Née en Corrèze, j’ai grandi dans le 91. J’y ai fait mes études puis à la sortie de mon IUT je suis partie étudier en école de commerce. Mon objectif était assez simple : me construire un CV béton, entrer dans de belles boîtes, et mener ma carrière à la baguette pour pouvoir obtenir le Saint Graal : un poste flatteur, bien payé, me permettant d’habiter en plein Paris. Jusqu’ici tout va bien, je roule sur l’autoroute du CDI, je déménage dans mon 16m2 dans le 8eme arrondissement. Entre temps je m’investis de plus en plus dans la course à pied, qui est un échappatoire, je rejoins des groupes de running et je passe beaucoup de temps à gérer des transitions millimétrées : métro, boulot, sport, apéro,boulot, dodo.

 

2014, je fais une sorte de début de “burnout”. Je n’aime pas utiliser ce mot à tort et à travers, disons juste que je suis crevée. J’ai 25 ans, c’est mon premier job en CDI, je donne tout pour être “à la hauteur”, me dépêche pour aller à ma salle de sport et gérer mes entraînements, puis rentre me remettre au boulot. Je me sens faible, pas à la hauteur. J’ai l’impression que tout le monde arrive à gérer ce rythme “finger in the nose”, mes potes sont tous en banque, en audit et finissent leur journée à 22h sans moufter…ils réussissent même à avoir la forme et aller boire des mojitos en sortant, et moi je craque déjà. J’ai honte et je me demande combien de temps je vais pouvoir tenir ce rythme, et si je suis suffisamment forte pour ça. 

Avec du recul, c’était la première sonnette d’alarme.

Instagram, le blog et l’influence

2016, je change de boulot. Je rempile sur cette nouvelle aventure à 400% et pour fêter ça décide qu’il serait temps de me lancer un nouveau challenge sportif : me lancer sur mon 2nd marathon de Paris, qui aura lieu en avril 2017. Ma première préparation s’était faite seule, dans la nuit et le froid et je repense avec un peu d’angoisse à la difficulté de se motiver pour m’entraîner. C’est là que je commence à partager sur instagram TOUS mes entraînements. Chaque jour, j’échange avec des personnes qui s’entraînent pour le marathon, qui font de la course à pied ou partagent d’autres passions. 

Moi qui comprenais moyennement l’intérêt d’insta jusqu’ici je trouve ça juste génial de pouvoir retrouver tant de partage, d’échange et de soutien avec de parfaits inconnus. Je pense que j’ai dû publier chaque kilomètre couru pour ce marathon et ne pas rater une sortie !

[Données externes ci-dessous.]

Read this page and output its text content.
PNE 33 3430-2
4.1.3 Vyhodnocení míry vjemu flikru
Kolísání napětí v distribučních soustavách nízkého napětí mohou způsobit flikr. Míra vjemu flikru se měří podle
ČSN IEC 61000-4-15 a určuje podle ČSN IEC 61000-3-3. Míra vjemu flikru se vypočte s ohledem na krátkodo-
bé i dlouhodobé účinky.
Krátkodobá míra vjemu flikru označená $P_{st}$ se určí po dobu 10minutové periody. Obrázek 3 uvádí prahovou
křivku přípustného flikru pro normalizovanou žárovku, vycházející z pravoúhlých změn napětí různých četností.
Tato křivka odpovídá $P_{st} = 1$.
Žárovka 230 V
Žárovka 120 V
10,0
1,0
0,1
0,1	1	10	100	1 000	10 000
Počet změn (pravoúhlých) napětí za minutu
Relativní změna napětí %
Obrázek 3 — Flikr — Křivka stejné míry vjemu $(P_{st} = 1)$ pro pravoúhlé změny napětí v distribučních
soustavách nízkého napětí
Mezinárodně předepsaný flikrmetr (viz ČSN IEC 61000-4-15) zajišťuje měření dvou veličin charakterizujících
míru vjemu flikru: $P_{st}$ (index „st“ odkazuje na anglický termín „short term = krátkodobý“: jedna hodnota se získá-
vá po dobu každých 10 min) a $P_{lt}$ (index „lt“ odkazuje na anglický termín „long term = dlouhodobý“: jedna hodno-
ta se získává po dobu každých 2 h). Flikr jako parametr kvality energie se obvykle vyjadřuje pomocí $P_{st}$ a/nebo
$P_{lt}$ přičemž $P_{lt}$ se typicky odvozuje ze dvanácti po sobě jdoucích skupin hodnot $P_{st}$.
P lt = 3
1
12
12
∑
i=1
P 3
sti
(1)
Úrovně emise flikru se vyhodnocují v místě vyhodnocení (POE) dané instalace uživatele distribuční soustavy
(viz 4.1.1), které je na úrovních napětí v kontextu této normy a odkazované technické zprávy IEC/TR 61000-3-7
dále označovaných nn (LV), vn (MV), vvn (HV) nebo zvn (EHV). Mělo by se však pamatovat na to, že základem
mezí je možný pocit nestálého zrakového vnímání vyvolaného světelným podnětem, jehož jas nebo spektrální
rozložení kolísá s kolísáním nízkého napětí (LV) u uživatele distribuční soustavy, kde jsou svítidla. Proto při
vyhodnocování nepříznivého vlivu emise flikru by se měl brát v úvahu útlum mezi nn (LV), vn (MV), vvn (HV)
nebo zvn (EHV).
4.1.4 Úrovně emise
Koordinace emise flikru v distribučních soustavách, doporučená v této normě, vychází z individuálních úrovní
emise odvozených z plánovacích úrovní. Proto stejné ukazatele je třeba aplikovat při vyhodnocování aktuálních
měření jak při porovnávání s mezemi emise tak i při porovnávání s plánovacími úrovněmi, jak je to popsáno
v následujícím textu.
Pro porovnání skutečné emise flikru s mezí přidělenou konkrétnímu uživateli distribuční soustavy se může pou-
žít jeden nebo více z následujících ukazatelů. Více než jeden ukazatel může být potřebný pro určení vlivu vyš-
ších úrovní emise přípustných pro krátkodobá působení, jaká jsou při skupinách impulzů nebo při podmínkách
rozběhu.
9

En parallèle, le blog est lancé. Je n’ai jamais été très douée pour être synthétique et instagram impose une limite de caractères, ce qui est hautement frustrant pour moi. Le blog me permet de pouvoir m’exprimer librement, d’écrire des romans ( mon dieu quand je relis certains compte-rendu de course je me demande qui les a vraiment lu jusqu’au bout ). Petit à petit les mois passent et je réalise que ces deux supports sont surtout des espaces d’expression libres, où je peux faire ce que je veux et cela me fait du bien ! Personne pour m’imposer une vision, j’écris ce que je veux, quand je veux et moi qui me sens parfois bridée dans mes missions je kiff tout simplement. 

J’améliore aussi mon contenu, mon côté perfectionniste, et prends du plaisir à voir que de plus en plus de personnes me suivent et s’intéressent à ce que je fais. A l’époque – j’en prendrais conscience bien plus tard – j’ai aussi de gros problèmes de confiance en moi. Je sors d’une relation destructrice et ai beaucoup de mal à retrouver un peu de bienveillance envers moi-même. Je dois avouer, avec quelques années de recul, que cette bouffée “de like” virtuelle me fait du bien.  Je souris souvent lorsque je me prends des réflexions sur le fait qu’il faut “avoir un ego surdéveloppé pour mettre des photos de soi quasi quotidiennement”, car mon ego était en réalité en PLS et je le nourrissais et le rassurais de ce soutien 3.0.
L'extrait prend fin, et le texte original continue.